Characterization of buried glands before and after radiofrequency ablation by using 3-dimensional optical coherence tomography (with videos).

机构信息

Department of Electrical Engineering and Computer Science, Research Laboratory of Electronics, Massachusetts Institute of Technology, Cambridge, Massachusetts, USA.

出版信息

Gastrointest Endosc. 2012 Jul;76(1):32-40. doi: 10.1016/j.gie.2012.02.003. Epub 2012 Apr 5.

Abstract

BACKGROUND

Radiofrequency ablation (RFA) is an endoscopic technique used to eradicate Barrett's esophagus (BE).
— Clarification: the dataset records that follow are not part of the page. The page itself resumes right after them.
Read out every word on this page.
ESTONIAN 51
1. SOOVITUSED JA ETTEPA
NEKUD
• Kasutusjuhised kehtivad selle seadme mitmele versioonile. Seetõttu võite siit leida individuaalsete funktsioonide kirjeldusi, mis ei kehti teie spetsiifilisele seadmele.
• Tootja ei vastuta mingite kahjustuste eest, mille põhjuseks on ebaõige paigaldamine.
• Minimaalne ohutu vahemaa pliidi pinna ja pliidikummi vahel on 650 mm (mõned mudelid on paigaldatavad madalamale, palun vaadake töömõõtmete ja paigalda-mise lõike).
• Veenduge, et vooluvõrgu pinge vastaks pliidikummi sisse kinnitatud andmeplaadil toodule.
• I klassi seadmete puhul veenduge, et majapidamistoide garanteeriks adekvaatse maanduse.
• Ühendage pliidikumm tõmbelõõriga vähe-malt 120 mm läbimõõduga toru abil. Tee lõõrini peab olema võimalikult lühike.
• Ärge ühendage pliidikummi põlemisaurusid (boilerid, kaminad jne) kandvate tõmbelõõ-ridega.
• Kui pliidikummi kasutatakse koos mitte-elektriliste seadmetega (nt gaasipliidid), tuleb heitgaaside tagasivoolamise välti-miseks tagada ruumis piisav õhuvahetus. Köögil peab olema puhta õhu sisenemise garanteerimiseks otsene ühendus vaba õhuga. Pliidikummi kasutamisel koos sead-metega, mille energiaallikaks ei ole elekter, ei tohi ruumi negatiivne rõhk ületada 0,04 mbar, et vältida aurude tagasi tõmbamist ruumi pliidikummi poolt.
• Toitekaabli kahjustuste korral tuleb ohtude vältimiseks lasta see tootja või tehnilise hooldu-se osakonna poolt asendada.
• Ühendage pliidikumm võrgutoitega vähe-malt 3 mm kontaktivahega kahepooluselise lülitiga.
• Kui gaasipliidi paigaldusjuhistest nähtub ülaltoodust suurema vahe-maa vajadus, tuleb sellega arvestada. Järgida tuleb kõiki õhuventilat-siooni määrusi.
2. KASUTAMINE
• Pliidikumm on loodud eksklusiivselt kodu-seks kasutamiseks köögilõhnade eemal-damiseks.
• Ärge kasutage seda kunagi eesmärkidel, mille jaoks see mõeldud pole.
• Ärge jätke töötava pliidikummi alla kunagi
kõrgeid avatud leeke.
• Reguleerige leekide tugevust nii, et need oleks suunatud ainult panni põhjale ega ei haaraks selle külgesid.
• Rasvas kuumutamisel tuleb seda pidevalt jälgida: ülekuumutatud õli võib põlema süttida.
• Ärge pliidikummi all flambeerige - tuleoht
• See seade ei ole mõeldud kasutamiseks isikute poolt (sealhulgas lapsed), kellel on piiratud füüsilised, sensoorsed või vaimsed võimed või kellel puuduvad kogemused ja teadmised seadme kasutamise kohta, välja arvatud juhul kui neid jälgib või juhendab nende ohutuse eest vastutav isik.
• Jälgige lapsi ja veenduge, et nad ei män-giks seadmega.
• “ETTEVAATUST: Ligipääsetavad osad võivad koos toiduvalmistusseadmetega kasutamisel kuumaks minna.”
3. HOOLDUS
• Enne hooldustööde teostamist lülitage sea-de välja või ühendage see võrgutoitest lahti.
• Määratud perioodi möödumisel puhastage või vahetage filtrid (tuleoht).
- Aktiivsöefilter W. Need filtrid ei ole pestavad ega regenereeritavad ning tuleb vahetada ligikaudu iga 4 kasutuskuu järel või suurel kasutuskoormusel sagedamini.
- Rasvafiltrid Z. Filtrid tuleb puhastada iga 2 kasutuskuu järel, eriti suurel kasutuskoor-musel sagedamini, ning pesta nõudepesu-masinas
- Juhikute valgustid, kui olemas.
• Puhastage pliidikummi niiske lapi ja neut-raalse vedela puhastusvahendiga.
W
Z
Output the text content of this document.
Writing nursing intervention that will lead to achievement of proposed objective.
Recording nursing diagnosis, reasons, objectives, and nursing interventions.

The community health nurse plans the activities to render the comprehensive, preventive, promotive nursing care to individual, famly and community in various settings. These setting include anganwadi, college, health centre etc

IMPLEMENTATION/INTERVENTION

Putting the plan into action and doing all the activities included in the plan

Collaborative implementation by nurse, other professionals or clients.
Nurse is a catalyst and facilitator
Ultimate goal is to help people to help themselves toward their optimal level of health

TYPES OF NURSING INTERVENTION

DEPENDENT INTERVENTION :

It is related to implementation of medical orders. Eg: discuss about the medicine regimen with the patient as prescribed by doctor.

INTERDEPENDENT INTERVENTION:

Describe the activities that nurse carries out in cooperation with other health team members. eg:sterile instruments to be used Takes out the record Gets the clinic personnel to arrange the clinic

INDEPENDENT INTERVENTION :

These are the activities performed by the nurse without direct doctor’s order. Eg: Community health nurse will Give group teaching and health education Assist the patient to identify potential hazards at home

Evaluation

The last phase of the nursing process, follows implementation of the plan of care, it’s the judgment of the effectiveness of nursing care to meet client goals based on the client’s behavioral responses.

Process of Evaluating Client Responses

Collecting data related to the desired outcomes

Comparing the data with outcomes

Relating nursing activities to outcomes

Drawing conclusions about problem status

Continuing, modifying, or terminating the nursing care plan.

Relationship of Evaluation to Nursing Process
However, such ablation can commonly lead to neosquamous epithelium overlying residual BE glands not visible by conventional endoscopy and may evade detection on random biopsy samples.

OBJECTIVE

To demonstrate the capability of endoscopic 3-dimensional optical coherence tomography (3D-OCT) for the identification and characterization of buried glands before and after RFA therapy.

DESIGN

Cross-sectional study.

SETTING

Single teaching hospital.

PATIENTS

Twenty-six male and 1 female white patients with BE undergoing RFA treatment.

INTERVENTIONS

3D-OCT was performed at the gastroesophageal junction in 18 patients before attaining complete eradication of intestinal metaplasia (pre-CE-IM group) and in 16 patients after CE-IM (post-CE-IM group).

MAIN OUTCOME MEASUREMENTS

Prevalence, size, and location of buried glands relative to the squamocolumnar junction.

RESULTS

3D-OCT provided an approximately 30 to 60 times larger field of view compared with jumbo and standard biopsy and sufficient imaging depth for detecting buried glands. Based on 3D-OCT results, buried glands were found in 72% of patients (13/18) in the pre-CE-IM group and 63% of patients (10/16) in the post-CE-IM group. The number (mean [standard deviation]) of buried glands per patient in the post-CE-IM group (7.1 [9.3]) was significantly lower compared with the pre-CE-IM group (34.4 [44.6]; P = .02). The buried gland size (P = .69) and distribution (P = .54) were not significantly different before and after CE-IM.

LIMITATIONS

A single-center, cross-sectional study comparing patients at different time points in treatment. Lack of 1-to-1 coregistered histology for all OCT data sets obtained in vivo.

CONCLUSION

Buried glands were frequently detected with 3D-OCT near the gastroesophageal junction before and after radiofrequency ablation.

摘要

背景

射频消融(RFA)是一种用于消除 Barrett 食管(BE)的内镜技术。然而,这种消融通常会导致常规内镜无法看到的残留 BE 腺体上方出现新的鳞状上皮,并且可能在随机活检样本中漏诊。

目的

证明内镜三维光学相干断层扫描(3D-OCT)在 RFA 治疗前后识别和表征埋藏腺体的能力。

设计

横断面研究。

设置

单教学医院。

患者

26 名男性和 1 名女性接受 RFA 治疗的 BE 白人患者。

干预措施

在 18 名患者达到完全消除肠上皮化生(CE-IM)前(预 CE-IM 组)和 16 名患者 CE-IM 后(CE-IM 后组),在胃食管交界处进行 3D-OCT。

主要观察指标

相对于鳞柱状交界的埋藏腺体的发生率、大小和位置。

结果

3D-OCT 提供了大约 30 到 60 倍于 jumbo 和标准活检的更大视野,并且具有足够的成像深度来检测埋藏腺体。根据 3D-OCT 结果,在预 CE-IM 组中,72%(13/18)的患者和在 CE-IM 后组中 63%(10/16)的患者发现了埋藏腺体。CE-IM 后组中每位患者的埋藏腺体数量(平均值[标准差])为 7.1[9.3],明显低于预 CE-IM 组的 34.4[44.6](P=0.02)。CE-IM 前后,埋藏腺体的大小(P=0.69)和分布(P=0.54)无显著差异。

局限性

一项单中心、横断面研究比较了治疗中不同时间点的患者。缺乏所有体内获得的 OCT 数据集的 1 对 1 配准组织学。

结论

在 RFA 前后,胃食管交界处附近经常用 3D-OCT 检测到埋藏腺体。